Chosen techniques for grape growing, fermenting and bottling of wine often distinguish winemakers, yet some technology researchers believe Moore's Law could help run vineyards of the future.
While many winemakers around the world have been experimenting with new approaches such as chemistry to fine-tune the taste of wine, computer technologies like wireless sensors are being used to control irrigation of some vineyards. Recently, researchers have been putting computer vision technologies to work in vineyards, believing that one day winemakers might even be able to use their mobile phones to actually see and help manage their crops.
Predicting a crop's yield has long been a common practice among grape growers, but a few, like Wente Vineyards in California, consider it an exact science.
Karl D. Wente is a fifth-generation winemaker at Wente, which claims to be the country's oldest, continuously operated family-owned winery in the country. His family blends traditional and innovative winemaking practices as they cultivate approximately 3,000 acres of sustainably farmed vineyards. Wente estimates annual yields with the naked eye, looking at the number of vines per acre and clusters per vine multiplied by an assumed weight for each cluster.
"It's actually become a running joke around the winery about how tough it is and how far off we are on our estimates," said Wente in a Future Lab podcast sponsored by Intel Labs. "We could be off 20 percent in either direction."
Wente creates wine from whatever amount of grapes he can harvest each year, but other grape growers, especially those dependent on selling their harvest to other wineries on the open market, could potentially benefit from being able to more accurately predict the amount of grapes their annual crop will yield.

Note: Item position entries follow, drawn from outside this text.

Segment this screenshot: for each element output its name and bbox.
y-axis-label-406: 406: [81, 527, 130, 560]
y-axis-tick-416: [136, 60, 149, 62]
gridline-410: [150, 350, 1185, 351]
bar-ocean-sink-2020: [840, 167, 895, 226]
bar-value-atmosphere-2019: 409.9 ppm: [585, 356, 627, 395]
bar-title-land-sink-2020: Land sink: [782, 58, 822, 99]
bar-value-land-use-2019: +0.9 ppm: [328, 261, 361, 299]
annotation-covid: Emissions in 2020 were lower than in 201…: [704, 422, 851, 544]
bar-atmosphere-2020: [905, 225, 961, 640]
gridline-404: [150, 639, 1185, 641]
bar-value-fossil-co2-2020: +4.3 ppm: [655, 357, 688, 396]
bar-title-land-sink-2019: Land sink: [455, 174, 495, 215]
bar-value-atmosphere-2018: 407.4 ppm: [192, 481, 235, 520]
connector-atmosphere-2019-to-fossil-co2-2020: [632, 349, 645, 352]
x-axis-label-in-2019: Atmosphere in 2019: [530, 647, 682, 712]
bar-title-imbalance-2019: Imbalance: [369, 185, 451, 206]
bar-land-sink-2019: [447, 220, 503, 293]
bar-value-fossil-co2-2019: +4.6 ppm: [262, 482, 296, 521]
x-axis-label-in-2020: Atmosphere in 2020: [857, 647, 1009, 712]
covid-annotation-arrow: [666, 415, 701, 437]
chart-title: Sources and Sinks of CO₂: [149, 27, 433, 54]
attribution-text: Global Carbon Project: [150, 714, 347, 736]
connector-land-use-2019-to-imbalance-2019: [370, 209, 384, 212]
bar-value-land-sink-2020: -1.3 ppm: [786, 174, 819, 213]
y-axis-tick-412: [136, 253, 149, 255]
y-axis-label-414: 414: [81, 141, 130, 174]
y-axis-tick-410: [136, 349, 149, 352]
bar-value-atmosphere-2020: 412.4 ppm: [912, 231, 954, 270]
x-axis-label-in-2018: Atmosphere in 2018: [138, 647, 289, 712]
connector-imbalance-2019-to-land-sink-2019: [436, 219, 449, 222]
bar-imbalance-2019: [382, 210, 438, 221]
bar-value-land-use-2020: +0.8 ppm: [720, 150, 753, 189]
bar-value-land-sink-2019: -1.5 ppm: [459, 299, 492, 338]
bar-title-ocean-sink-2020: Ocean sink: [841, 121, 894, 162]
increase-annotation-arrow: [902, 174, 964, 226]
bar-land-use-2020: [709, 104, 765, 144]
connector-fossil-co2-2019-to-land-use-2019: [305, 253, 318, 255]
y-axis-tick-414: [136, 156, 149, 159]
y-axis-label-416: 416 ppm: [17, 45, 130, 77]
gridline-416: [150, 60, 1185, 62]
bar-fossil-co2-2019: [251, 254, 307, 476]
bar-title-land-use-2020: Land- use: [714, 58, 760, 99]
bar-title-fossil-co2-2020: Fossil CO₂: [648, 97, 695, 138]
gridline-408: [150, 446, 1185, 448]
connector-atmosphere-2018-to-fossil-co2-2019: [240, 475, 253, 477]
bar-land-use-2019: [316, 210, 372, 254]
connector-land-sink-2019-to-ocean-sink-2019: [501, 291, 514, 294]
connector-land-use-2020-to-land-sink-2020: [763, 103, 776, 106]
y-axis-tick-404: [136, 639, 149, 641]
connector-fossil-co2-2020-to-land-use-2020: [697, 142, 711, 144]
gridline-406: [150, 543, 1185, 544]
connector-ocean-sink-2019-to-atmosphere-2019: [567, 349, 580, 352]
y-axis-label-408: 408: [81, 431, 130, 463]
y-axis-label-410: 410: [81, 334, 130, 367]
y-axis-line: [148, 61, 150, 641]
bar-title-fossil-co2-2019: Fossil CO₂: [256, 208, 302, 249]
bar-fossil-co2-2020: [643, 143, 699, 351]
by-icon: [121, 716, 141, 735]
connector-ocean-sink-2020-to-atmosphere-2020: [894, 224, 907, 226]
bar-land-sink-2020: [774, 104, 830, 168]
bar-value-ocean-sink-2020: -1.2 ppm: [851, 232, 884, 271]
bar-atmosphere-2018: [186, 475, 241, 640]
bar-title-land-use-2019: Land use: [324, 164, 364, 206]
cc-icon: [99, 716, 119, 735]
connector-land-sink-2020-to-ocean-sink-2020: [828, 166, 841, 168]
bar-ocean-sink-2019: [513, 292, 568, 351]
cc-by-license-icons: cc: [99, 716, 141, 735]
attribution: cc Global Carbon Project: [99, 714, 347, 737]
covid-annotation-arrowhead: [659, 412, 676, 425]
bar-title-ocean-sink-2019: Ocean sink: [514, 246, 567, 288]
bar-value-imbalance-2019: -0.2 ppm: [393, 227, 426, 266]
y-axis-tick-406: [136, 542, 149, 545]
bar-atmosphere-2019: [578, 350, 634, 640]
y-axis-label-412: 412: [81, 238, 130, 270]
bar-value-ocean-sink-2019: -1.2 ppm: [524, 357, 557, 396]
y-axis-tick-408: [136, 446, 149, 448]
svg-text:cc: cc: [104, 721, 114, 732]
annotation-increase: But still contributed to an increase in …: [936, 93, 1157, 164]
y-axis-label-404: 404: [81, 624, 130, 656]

"Being off 20 percent on the low side could mean that the grower might bring in 80 percent of planned income," said Intel Labs researcher Richard Beckwith, who has helped carry out technology research in agriculture areas for more than a decade, including wireless sensor technology at Oregon's Cameron Winery in 2003.

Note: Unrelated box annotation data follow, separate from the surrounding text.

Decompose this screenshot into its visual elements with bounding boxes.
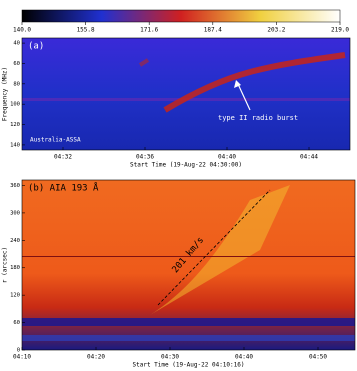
colorbar [21,9,341,23]
y-tick-label: 180 [10,265,20,271]
fit-line [157,189,271,306]
colorbar-tick-label: 219.0 [331,27,349,34]
burst-emission [163,52,346,113]
y-tick-label: 140 [10,142,20,148]
station-label: Australia-ASSA [30,137,81,144]
x-tick-label: 04:40 [218,154,236,161]
annotation: type II radio burst [218,114,298,122]
y-tick-label: 360 [10,183,20,189]
colorbar-tick-label: 171.6 [140,27,158,34]
x-tick-label: 04:32 [54,154,72,161]
x-tick-label: 04:36 [136,154,154,161]
y-axis-label: r (arcsec) [2,247,9,283]
band [22,335,355,341]
y-tick-label: 40 [13,41,20,47]
x-tick-label: 04:30 [161,354,179,361]
colorbar-tick-label: 187.4 [204,27,222,34]
x-tick-label: 04:40 [235,354,253,361]
x-tick-label: 04:20 [87,354,105,361]
front-brightening [150,185,290,315]
x-axis-label: Start Time (19-Aug-22 04:30:00) [130,162,242,169]
y-tick-label: 60 [13,320,20,326]
colorbar-tick-label: 155.8 [77,27,95,34]
plot-frame [21,37,351,151]
colorbar-tick-label: 203.2 [267,27,285,34]
panel-label: (a) [28,42,44,52]
y-axis-label: Frequency (MHz) [2,67,9,121]
x-axis-label: Start Time (19-Aug-22 04:10:16) [133,362,245,369]
panel-label: (b) AIA 193 Å [28,182,99,194]
arrow-head [234,80,241,88]
y-tick-label: 0 [17,348,20,354]
x-tick-label: 04:50 [309,354,327,361]
colorbar-tick-label: 140.0 [13,27,31,34]
burst-emission [138,58,150,67]
spectrogram [22,38,350,150]
x-tick-label: 04:44 [300,154,318,161]
arrow [237,83,251,111]
y-tick-label: 120 [10,122,20,128]
y-tick-label: 120 [10,293,20,299]
plot-frame [21,179,356,351]
band [22,318,355,326]
y-tick-label: 300 [10,210,20,216]
y-tick-label: 100 [10,102,20,108]
x-tick-label: 04:10 [13,354,31,361]
y-tick-label: 240 [10,238,20,244]
y-tick-label: 80 [13,81,20,87]
band [22,256,355,257]
y-tick-label: 60 [13,61,20,67]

"In addition, fruit quality is a function of crop load," said Beckwith. "Many winemakers believe that you have to keep the crop load low to get the best quality. Being off by 20 percent on the high side could compromise the quality of the grapes. It is an important balancing act."

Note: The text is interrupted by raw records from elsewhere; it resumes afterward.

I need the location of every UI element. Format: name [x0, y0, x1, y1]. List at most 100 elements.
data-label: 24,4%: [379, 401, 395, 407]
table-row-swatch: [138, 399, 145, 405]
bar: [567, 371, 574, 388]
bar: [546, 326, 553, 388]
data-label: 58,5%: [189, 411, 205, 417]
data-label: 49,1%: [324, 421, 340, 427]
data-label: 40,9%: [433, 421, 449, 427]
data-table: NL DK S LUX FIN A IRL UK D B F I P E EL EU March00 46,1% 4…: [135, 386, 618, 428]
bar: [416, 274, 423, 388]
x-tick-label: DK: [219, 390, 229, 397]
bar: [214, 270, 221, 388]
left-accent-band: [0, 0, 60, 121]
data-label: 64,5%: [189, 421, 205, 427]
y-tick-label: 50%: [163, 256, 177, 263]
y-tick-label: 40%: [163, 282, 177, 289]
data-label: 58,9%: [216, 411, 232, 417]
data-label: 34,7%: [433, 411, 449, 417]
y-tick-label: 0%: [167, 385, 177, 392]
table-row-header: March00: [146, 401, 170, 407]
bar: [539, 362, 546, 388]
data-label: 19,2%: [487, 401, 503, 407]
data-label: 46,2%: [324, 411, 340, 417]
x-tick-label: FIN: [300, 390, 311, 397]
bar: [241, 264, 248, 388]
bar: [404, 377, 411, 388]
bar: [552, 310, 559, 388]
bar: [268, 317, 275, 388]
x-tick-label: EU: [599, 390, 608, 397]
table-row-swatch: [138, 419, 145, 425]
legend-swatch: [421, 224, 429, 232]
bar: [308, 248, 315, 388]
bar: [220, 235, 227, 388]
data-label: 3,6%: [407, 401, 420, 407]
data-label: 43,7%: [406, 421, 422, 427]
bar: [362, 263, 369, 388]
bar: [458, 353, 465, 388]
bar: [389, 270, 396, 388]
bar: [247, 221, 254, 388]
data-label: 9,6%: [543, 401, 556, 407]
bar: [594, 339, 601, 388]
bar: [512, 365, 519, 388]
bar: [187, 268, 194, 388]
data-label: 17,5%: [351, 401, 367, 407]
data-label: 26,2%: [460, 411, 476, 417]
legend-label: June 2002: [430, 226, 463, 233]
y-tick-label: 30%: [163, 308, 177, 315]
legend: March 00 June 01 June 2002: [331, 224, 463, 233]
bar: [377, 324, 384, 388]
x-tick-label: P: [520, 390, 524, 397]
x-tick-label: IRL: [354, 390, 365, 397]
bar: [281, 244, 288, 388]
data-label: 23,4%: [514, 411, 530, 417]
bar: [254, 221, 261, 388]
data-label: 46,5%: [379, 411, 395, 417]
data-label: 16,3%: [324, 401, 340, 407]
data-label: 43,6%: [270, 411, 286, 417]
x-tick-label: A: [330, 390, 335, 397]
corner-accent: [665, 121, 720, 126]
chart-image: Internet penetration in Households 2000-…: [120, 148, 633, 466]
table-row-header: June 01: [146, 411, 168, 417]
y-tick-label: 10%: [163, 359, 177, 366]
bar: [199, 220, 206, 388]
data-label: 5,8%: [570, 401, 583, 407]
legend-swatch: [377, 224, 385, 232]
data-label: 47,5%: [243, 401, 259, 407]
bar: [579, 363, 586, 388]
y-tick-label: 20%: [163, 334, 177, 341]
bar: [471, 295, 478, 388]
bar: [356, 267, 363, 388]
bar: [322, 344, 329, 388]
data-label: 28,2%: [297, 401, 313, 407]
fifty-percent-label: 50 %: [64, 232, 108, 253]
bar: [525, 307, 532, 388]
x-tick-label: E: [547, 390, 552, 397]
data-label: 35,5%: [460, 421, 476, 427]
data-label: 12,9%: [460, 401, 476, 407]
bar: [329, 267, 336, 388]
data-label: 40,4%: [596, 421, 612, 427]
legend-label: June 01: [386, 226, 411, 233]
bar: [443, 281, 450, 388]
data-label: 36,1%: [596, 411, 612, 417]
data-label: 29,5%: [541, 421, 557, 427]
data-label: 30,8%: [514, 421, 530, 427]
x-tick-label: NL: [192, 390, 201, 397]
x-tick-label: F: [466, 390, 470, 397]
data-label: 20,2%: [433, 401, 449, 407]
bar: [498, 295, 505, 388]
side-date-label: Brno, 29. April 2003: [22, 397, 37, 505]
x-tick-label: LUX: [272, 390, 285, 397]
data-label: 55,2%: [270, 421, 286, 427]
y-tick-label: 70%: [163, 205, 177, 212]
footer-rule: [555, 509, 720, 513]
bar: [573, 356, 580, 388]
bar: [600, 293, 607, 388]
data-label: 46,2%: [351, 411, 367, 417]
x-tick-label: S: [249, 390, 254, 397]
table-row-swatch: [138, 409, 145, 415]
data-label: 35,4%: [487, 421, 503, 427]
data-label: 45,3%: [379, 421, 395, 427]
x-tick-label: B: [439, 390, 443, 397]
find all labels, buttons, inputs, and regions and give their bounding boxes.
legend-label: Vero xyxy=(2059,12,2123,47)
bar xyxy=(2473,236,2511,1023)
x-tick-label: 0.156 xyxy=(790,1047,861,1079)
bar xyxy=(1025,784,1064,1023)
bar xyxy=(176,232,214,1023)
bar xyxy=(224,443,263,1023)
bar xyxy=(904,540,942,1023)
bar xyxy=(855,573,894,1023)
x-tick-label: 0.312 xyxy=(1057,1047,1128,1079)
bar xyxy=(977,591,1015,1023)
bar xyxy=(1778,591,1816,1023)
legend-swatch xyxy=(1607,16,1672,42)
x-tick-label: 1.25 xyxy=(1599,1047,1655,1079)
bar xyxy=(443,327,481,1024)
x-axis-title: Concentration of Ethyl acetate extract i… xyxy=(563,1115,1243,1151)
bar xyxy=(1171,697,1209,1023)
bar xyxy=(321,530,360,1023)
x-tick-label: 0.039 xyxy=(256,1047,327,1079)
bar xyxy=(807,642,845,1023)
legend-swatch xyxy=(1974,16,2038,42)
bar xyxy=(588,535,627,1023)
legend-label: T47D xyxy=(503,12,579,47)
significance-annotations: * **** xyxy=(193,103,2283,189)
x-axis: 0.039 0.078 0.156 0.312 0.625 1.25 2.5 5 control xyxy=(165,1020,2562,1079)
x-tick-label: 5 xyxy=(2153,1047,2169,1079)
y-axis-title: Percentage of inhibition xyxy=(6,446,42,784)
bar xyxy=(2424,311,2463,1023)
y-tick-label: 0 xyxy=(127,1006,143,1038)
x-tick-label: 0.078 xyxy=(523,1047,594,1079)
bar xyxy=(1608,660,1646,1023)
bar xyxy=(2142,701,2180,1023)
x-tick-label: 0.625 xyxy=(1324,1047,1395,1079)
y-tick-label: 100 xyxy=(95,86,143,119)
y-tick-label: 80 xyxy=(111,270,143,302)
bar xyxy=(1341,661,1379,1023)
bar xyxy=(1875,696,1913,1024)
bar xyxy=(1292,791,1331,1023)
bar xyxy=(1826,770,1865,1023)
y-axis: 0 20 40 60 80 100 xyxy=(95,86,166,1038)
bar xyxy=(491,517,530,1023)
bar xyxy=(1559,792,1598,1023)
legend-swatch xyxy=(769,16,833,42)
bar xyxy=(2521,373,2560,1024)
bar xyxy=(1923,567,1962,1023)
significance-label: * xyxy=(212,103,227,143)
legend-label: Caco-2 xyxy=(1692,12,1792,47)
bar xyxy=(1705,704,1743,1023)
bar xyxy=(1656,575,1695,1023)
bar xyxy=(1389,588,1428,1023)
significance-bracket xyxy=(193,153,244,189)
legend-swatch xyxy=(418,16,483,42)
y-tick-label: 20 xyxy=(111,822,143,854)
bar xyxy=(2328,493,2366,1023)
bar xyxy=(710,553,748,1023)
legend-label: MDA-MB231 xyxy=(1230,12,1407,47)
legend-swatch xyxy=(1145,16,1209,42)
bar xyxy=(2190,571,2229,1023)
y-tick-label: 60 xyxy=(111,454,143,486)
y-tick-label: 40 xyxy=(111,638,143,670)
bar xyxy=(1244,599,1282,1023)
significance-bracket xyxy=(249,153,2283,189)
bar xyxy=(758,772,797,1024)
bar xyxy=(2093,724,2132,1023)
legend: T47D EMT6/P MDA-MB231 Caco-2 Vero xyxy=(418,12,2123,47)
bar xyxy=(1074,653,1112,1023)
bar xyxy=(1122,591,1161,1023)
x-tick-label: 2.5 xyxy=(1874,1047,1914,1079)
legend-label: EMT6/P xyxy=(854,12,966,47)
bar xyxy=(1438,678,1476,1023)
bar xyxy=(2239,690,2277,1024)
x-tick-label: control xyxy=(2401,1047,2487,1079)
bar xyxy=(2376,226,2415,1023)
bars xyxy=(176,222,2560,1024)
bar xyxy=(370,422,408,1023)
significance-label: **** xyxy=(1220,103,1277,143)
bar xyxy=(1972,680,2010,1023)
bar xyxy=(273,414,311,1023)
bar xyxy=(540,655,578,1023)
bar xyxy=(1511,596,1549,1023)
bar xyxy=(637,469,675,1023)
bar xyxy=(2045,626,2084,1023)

A team of researchers is putting technology to work at various vineyards around the country, including the Cornell University vineyard just off the shore of Lake Erie where Concord grapes are grown, and at Pinot Noir vineyards in Oregon.
The team, which recently applied for a Department of Agriculture grant, includes scientists from Intel Labs, Penn State and Cornell faculty, Carnegie Mellon University Robotics Institute faculty and students, and experts from the grape industry. The team hit the field last fall equipped with digital cameras, laptops and sophisticated software, and began monitoring the vigor of grape vines and figuring out how computer vision can someday help grape growers estimate harvest yields more reliably than today's histrionic approaches.
"We use shape to distinguish between leaves, grapes and linear structures, and from that we can try to figure out how much fruit there is," said Lily Mummert, an Intel research scientist who collaborated with Carnegie Mellon U, Cornell and others on recent research.
Researchers capture pictures up and down the rows of vines then use a computer program to create a three-dimensional reconstruction that could accurately distinguish between a grape, stem and a leaf, before counting each and every one.
"There's the idea of a balanced vine that has a proper balance between the energy-producing canopy leaves and the amount of fruit," she said. "Measuring both helps us get a better balance."
Members of the research team say they collected some encouraging results, but it's said it's still early, with many challenges to overcome to create a system that is accurate and reliable. Work will continue as a group of viticulturists, engineers, scientists, economists, educators and industry representatives work together on efforts such as the Vineyard Efficiency organization and file for government funding.
"This project encounters many of the standard problems you run into with computer vision," said Mummert. "You have an unstructured environment, variations in lighting, you have occlusions. So one of the challenges we have is the fruit zone occluded by leaves, and we have to figure out how to deal with it."
Several colleges in the United States are offering art and science of winemaking undergraduate, with some even offering graduate degrees, including Fresno State, Sonoma State and UC Davis in California, Cornell University in New York, Virginia Tech and Washington State University.
James Kennedy, a wine chemist at the Australian Wine Research Institute, in an interview with Wired, said that looking across the continuum of basic science to applied science to technology, science is changing wine. "The easiest place to see this is if you look at the advancement of many of the world's newer wine regions, and the rapidity with which they have become world-class producers of quality wine. Much of this can be attributed to science and technology."
While it makes sense for well-known traditional vineyards and wine-producing regions to stick with proven winemaking methods, for many the future of winemaking may be about picking the right customs and innovations.